By the time we reach the end of the report, we have a clear understanding of the challenges and the rewards of adapting connected learning wherever it can be applied: “Online information and social media provide opportunities for radically expanding the entry points and pathways to learning, education, and civic engagement. Further, there is a groundswell of activity in diverse sectors that are taking to these connected learning opportunities, ranging from entrepreneurial young learners, open and online educational initiatives, technology innovations in gaming and other forms of learning media, new forms of activism, and innovative schools and libraries. The connected learning model is an effort at articulating a research and design effort that cuts across the boundaries that have traditionally separated institutions of education, popular culture, home, and community. Connected learning is a work in progress and an invitation to participate in researching, articulating, and building this movement (p. 87).”
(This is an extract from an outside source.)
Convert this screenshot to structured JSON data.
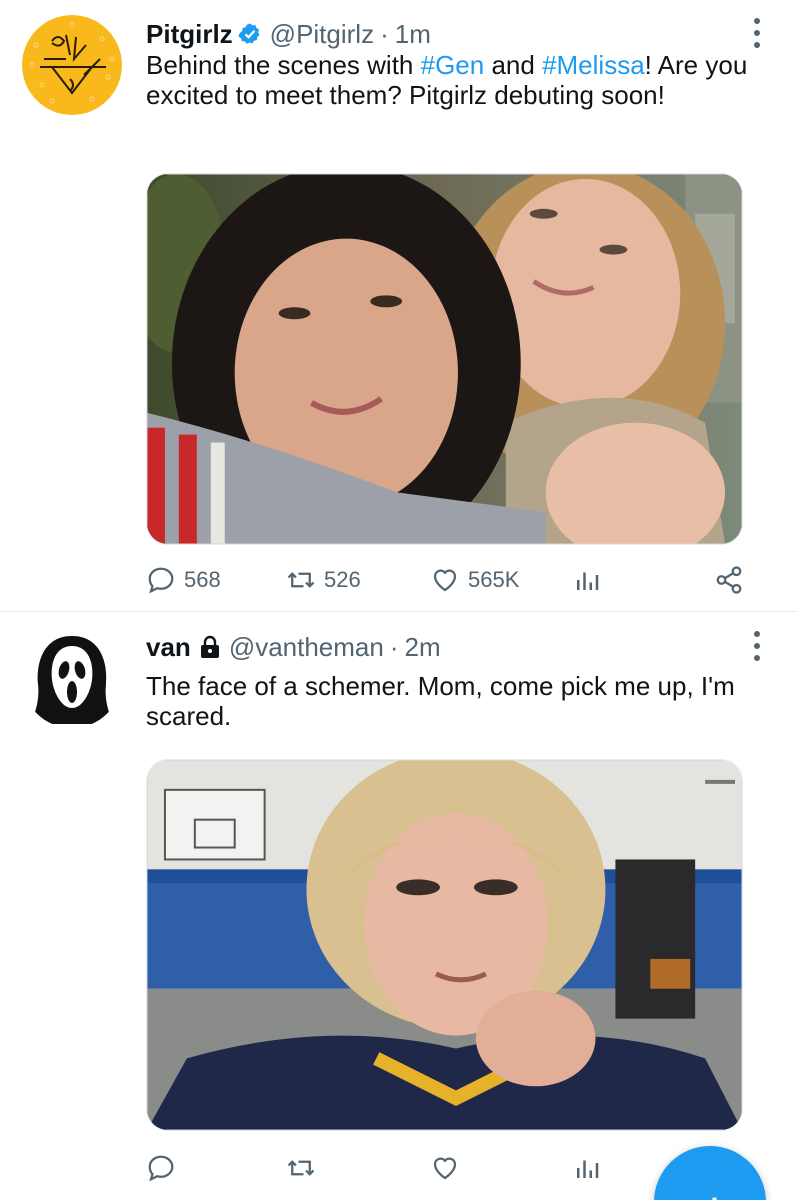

We’re also left with 11 pages of resources that could keep us busy for months or years if we wanted to engage in further explorations of the topic. But for now, I’m left deeply appreciative for the rich variety of resources this particular part of #etmooc has provided. While working my way through this first of the five #etmooc topics we’re all exploring, I watched that archived version of Couros’s introduction to the subject; followed links from his presentation to articles in the New York Times, George Siemens’ elearnspace blog and some of his writing on connectivism, and other online resources; watched a TED (Technology, Education, Design) talk delivered by Clay Shirky on “How Cognitive Surplus Will Change the World”; and viewed several graphics that added texture to what Couros was presenting.

All of which raises a very interesting question inspired by a learner’s comment in the session typed chat about how some schools are still blocking access to YouTube because it is not seen as a serious provider of educational opportunities, and also inspired by the still prevalent assertion that Twitter, Facebook, Google+, and other social media platforms are little more than frivolous time-wasters: if your school, university, organization, or business is still blocking access to these resources, how long is it going to take before you realize that you are cheating your learners—and yourself? 

N.B.: This is the second in a series of posts responding to the assignments and explorations fostered through #etmooc.